Wirtschaftspolitische Position der IHK Region Stuttgart

Insolvenzrecht EU-weit ohne Nachteile für Deutschland harmonisieren

Positionen:
  • Die Wirtschaft fordert die deutschen Entscheidungsträger auf, die Harmonisierung des Insolvenzrechts auf EU-Ebene aufmerksam im Sinne der Beibehaltung des schlüssigen deutschen Insolvenzrechts zu begleiten und den dort gültigen Grundsatz „mehr Sanieren statt Liquidieren“ zu verteidigen.
  • Bei der Bemessung der Tilgungs- und Entschuldungsfristen setzt sich die Wirtschaft für ein ausgewogenes Verhältnis der Interessen der verschuldeten Unternehmen an einer möglichst schnellen Wiederaufnahme der unternehmerischen Tätigkeit einerseits und dem Interesse der Gläubiger an einer möglichst umfassenden Befriedigung der Forderungen andererseits geachtet werden.
  • Die geplante generelle Verkürzung der Wohlverhaltensperiode auf drei Jahre bei allen „redlichen“ Schuldnern  erscheint aus Sicht der Wirtschaft bedenklich.
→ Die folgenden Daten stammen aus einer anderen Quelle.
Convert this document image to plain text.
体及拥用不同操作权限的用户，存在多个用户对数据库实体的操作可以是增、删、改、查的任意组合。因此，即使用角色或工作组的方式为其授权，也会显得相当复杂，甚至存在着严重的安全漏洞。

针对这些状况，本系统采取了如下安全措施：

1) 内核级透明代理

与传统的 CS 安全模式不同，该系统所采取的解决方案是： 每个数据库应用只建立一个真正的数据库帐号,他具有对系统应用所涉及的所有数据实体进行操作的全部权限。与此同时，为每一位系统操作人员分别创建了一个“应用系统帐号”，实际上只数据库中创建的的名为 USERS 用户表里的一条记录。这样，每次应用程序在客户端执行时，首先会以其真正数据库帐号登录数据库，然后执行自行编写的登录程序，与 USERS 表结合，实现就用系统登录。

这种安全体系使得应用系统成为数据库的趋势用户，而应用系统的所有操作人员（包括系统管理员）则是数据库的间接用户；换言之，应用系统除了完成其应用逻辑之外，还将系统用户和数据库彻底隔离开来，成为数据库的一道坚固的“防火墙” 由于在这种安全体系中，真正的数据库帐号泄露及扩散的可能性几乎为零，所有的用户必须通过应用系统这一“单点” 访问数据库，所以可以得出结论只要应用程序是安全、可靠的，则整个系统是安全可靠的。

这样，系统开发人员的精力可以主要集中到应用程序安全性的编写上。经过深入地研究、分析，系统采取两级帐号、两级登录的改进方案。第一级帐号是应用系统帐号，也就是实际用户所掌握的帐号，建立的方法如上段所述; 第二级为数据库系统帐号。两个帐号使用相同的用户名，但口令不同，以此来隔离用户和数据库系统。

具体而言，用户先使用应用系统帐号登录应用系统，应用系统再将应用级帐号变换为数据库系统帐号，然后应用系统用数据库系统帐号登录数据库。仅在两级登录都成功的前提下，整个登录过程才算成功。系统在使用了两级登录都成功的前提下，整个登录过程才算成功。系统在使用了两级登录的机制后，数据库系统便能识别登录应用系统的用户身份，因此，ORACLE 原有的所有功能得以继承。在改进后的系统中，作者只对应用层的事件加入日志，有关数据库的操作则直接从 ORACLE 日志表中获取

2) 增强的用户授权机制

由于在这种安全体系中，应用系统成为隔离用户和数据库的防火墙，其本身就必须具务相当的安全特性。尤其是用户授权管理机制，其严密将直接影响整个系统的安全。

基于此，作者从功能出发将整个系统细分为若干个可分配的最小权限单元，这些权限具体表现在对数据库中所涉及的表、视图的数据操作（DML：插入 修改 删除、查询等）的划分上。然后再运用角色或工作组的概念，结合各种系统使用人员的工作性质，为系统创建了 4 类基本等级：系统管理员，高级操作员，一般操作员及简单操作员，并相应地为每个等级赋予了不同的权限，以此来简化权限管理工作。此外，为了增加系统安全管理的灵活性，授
Eine solche einseitige Maßnahme im Schuldnerinteresse könnte zu einer Schwächung der Zahlungsmoral führen, die Kreditvergabepolitik der Banken zu Lasten der Existenzgründer ändern und die Gläubigerinteressen benachteiligen.
  • Das neue EU-Eilverfahren soll dem „redlichen“ Unternehmer den Neustart erleichtern. Hierbei wäre es erforderlich, den Begriff des „redlichen“ Schuldners näher zu konkretisieren.
  • Im Rahmen einer Harmonisierung des Insolvenzrechts spricht sich die IHK dagegen aus, weitere Sonderrechte für einzelne Interessengruppen zum Nachteil der Gesamtheit der Gläubiger einzuführen.
  • Weitergehende Harmonisierungsbestrebungen der EU, wie z. B. eine Harmonisierung der Kriterien für die Eröffnung des Insolvenzverfahrens, der Haftung der vertretungsberechtigten Personen und der Regelungen zum Anfechtungsrecht in Europa wird seitens der Wirtschaft abgelehnt. Andernfalls wäre zu befürchten, dass das schlüssige deutsche Insolvenzrecht zum Eintritt in das Insolvenzverfahren beeinträchtigt wird.



Hintergrund:

Die EU-Kommission erwägt eine Harmonisierung des europäischen Insolvenzrechts. Ein Richtlinienvorschlag zum sogenannten präventiven Restrukturierungsrahmen, der es Schuldnern in der Krise ermöglichen soll, im Wege der Schuldenrestrukturierung eine Insolvenz zu vermeiden, liegt vor. Die Bestrebungen auf EU-Ebene haben auch Auswirkungen auf die Wirtschaft. Die Diskrepanzen zwischen den nationalen Rechtsordnungen sind teilweise erheblich. Ziel soll es sein, dass europaweit Unternehmen bevorzugt saniert statt liquidiert werden und der „redliche“ gescheiterte Unternehmer schneller eine „zweite Chance“ erhalten soll. Es fällt auf, dass die Nachteile für die ebenfalls redlichen Gläubiger, die bis hin zu einer Existenzgefährdung führen können, in der Diskussion nicht den gleichen Stellenwert genießen.
Eine ebenfalls diskutierte Harmonisierung des Anfechtungsrechts und der Eröffnungsgründe eines Insolvenzverfahrens wird derzeit nicht weiter verfolgt. Werden diese  Pläne verwirklicht, würde (teilweise) erheblich in das materielle Insolvenzrecht der Mitgliedstaaten eingegriffen werden. Bei allen Vorteilen gerade für grenzüberschreitend tätige Unternehmen könnte die geplante Harmonisierung eine Gefahr für das nach mehreren Reformen weitgehend stimmige deutsche Insolvenzrecht bedeuten.